Black Mass (2015)
Director: Scott Cooper
Boston has always been a more “closed” town than the other big east coast American cities. It’s always been a weird mix of provincialism and internationalism. And even within Boston, South Boston is a very different place from the other parts of the city. If you grew up in Massachusetts in the 1970s and 1980s, and one side of your family was Irish immigrants in Boston, chances are just about 100% that you knew something about the Bulger family. And by this I mean Billy Bulger, at one time the most powerful politician in the state, and his older brother James “Whitey” Bulger.
But in those days, nobody really knew the dimensions of what was going on. Not really. There were rumors, just like there always is in small towns and communities. Everyone knew that Billy Bulger’s older brother “had some tough breaks” or seemed to be “mixed up in the rackets” as people delicately used to put it. Everybody knew not to ask too many questions. It just wasn’t done back then. The best way to live was to (1) keep the hell away from trouble when you spotted it coming around the corner; and (2) always keep your goddamn mouth shut.
It wasn’t until the mid-1990s, when the Boston Globe began to publish incendiary articles about the two brothers, that the real extent of what was going was exposed. And by that time, James Bulger was a fugitive. Black Mass tells the dramatized story of James Bulger’s rule of Boston’s underworld in the 1970s and 1980s. It paints a picture of Bulger’s informants within the FBI, his relationships with his underlings, and his own sinister personality. Johnny Depp nails the role perfectly, and I was laughing as I saw him get just about everything right about this subject: the hair, the mannerisms, the accent, everything. He must have had fun preparing for this role.
Shot on location, Black Mass is evocative to anyone familiar with the city in that era. In fact, it was almost too accurate for comfort. Among the countless great scenes, there is one Joe Pesci moment that Depp plays to perfection: the dinner scene at John Connolly’s house where he asks John Morris the “secret recipe” for his steak marinade. (“Just saying?…just saying?…’just saying’ is what got me nine years at Leavenworth and Alcatraz.”)
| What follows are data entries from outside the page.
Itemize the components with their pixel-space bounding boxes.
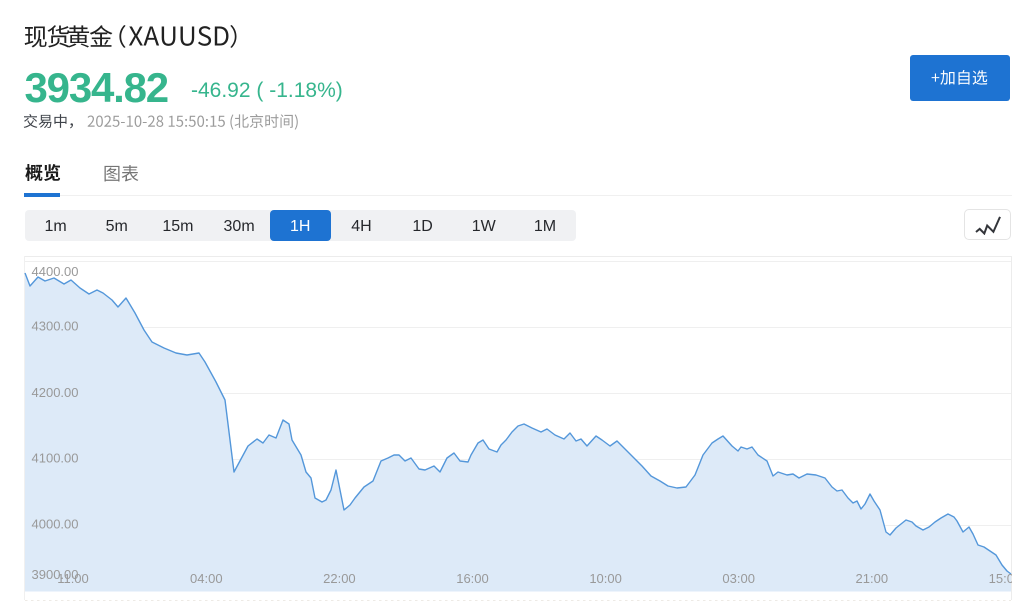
svg-text:4400.00: 4400.00: [32, 264, 79, 279]
svg-text:04:00: 04:00: [190, 571, 223, 586]
svg-text:21:00: 21:00: [856, 571, 889, 586]
svg-text:3900.00: 3900.00: [32, 567, 79, 582]
svg-text:4000.00: 4000.00: [32, 517, 79, 532]
svg-text:03:00: 03:00: [722, 571, 755, 586]
svg-text:10:00: 10:00: [589, 571, 622, 586]
svg-text:4100.00: 4100.00: [32, 451, 79, 466]
svg-text:4200.00: 4200.00: [32, 385, 79, 400]
svg-text:11:00: 11:00: [57, 571, 89, 586]
svg-text:22:00: 22:00: [323, 571, 356, 586]
svg-text:15:00: 15:00: [989, 571, 1012, 586]
svg-text:4300.00: 4300.00: [32, 319, 79, 334]
svg-text:16:00: 16:00: [456, 571, 489, 586]
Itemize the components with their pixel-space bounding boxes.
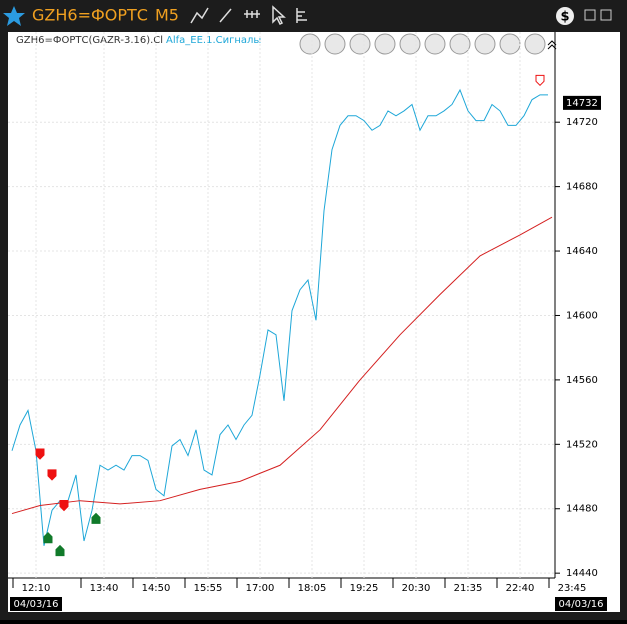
symbol[interactable]: GZH6=ФОРТС [32,6,148,25]
bars-tool[interactable] [244,10,260,18]
start-date: 04/03/16 [14,599,59,610]
y-tick-label: 14640 [566,246,598,257]
x-tick-label: 15:55 [194,583,223,594]
nav-button[interactable] [500,34,520,54]
nav-button[interactable] [475,34,495,54]
x-tick-label: 18:05 [298,583,327,594]
x-tick-label: 12:10 [22,583,51,594]
nav-button[interactable] [300,34,320,54]
plot-area [8,32,555,578]
x-tick-label: 22:40 [506,583,535,594]
last-price: 14732 [566,98,598,109]
y-tick-label: 14680 [566,182,598,193]
nav-button[interactable] [525,34,545,54]
nav-button[interactable] [425,34,445,54]
indicator-label: Alfa_EE.1.Сигналы [166,35,261,46]
x-tick-label: 14:50 [142,583,171,594]
y-tick-label: 14560 [566,375,598,386]
y-axis-panel [555,32,620,578]
y-tick-label: 14720 [566,117,598,128]
nav-buttons [300,34,556,54]
nav-button[interactable] [400,34,420,54]
x-tick-label: 13:40 [90,583,119,594]
y-tick-label: 14440 [566,568,598,579]
dollar-glyph: $ [560,10,569,25]
y-tick-label: 14520 [566,439,598,450]
end-date: 04/03/16 [559,599,604,610]
y-tick-label: 14480 [566,504,598,515]
nav-button[interactable] [325,34,345,54]
chart-title: GZH6=ФОРТС(GAZR-3.16).Cl [16,35,163,46]
x-tick-label: 23:45 [558,583,587,594]
x-tick-label: 19:25 [350,583,379,594]
nav-button[interactable] [450,34,470,54]
y-tick-label: 14600 [566,310,598,321]
nav-button[interactable] [350,34,370,54]
x-tick-label: 17:00 [246,583,275,594]
nav-button[interactable] [375,34,395,54]
x-tick-label: 20:30 [402,583,431,594]
x-tick-label: 21:35 [454,583,483,594]
timeframe[interactable]: M5 [155,6,179,25]
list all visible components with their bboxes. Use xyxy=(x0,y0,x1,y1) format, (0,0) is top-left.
I visited Boston last year after having been away for a very long time. It was a strange trip. The city had changed a hell of a lot since the 1980s. Foreign tourists (especially Chinese) were everywhere. Things were expensive as hell. When I walked from Cambridge down Mass Ave across the Charles River, I was shocked at how gentrified Central Square now was. In the 80s it was a shithole. Boston now is all about high-tech, big money, and all that comes with that. Houses in Somerville are selling for colossal sums of money. Even Filene’s Basement, where I had to spend interminable afternoons as a kid while my mother hunted in bins for deeply discounted clothing, was gone.
To be honest, I missed the old Boston of the 1970s and 1980s: the run-down feel, the gritty atmosphere, the clannishness. Even the North End now feels about as Italian as a D’Angelos sandwich store. Maybe it’s just as well that James Bulger has passed into history, along with the ghosts of his era.
Grizzly Man (2005)
Director: Werner Herzog
It is the mark of a great work of art that it can take the ordinary, the mundane, or the routine, and extract deep meanings from them. I would argue that this is Werner Herzog’s best documentary. He achieves a level of philosophic depth here that he has not equaled in any other film. Here he tells the story of Timothy Treadwell, a troubled Californian who would fly to Alaska to spend his summers observing grizzly bears in the wild.
In his mind, Treadwell believed he was communing with nature; in reality, he was a deluded fool risking his life by cavorting with wild beasts. There is something unsettling about this film, and I think it has something to do with the fact that all of us have the potential for self-delusion with destructive consequences. One simply cannot idealize nature; and while nature contains unlimited beauty and harmony, it also an unfeeling battleground of sentient organisms, each one of which is competing for its own place in the sun. There is just as much evil there as good, and the healthy mind will strive to balance the tension between these two extremes. Treadwell was constitutionally incapable of doing this; he crossed that invisible boundary separating reason from chaos, and paid the ultimate price. One of the best case studies of human folly ever filmed.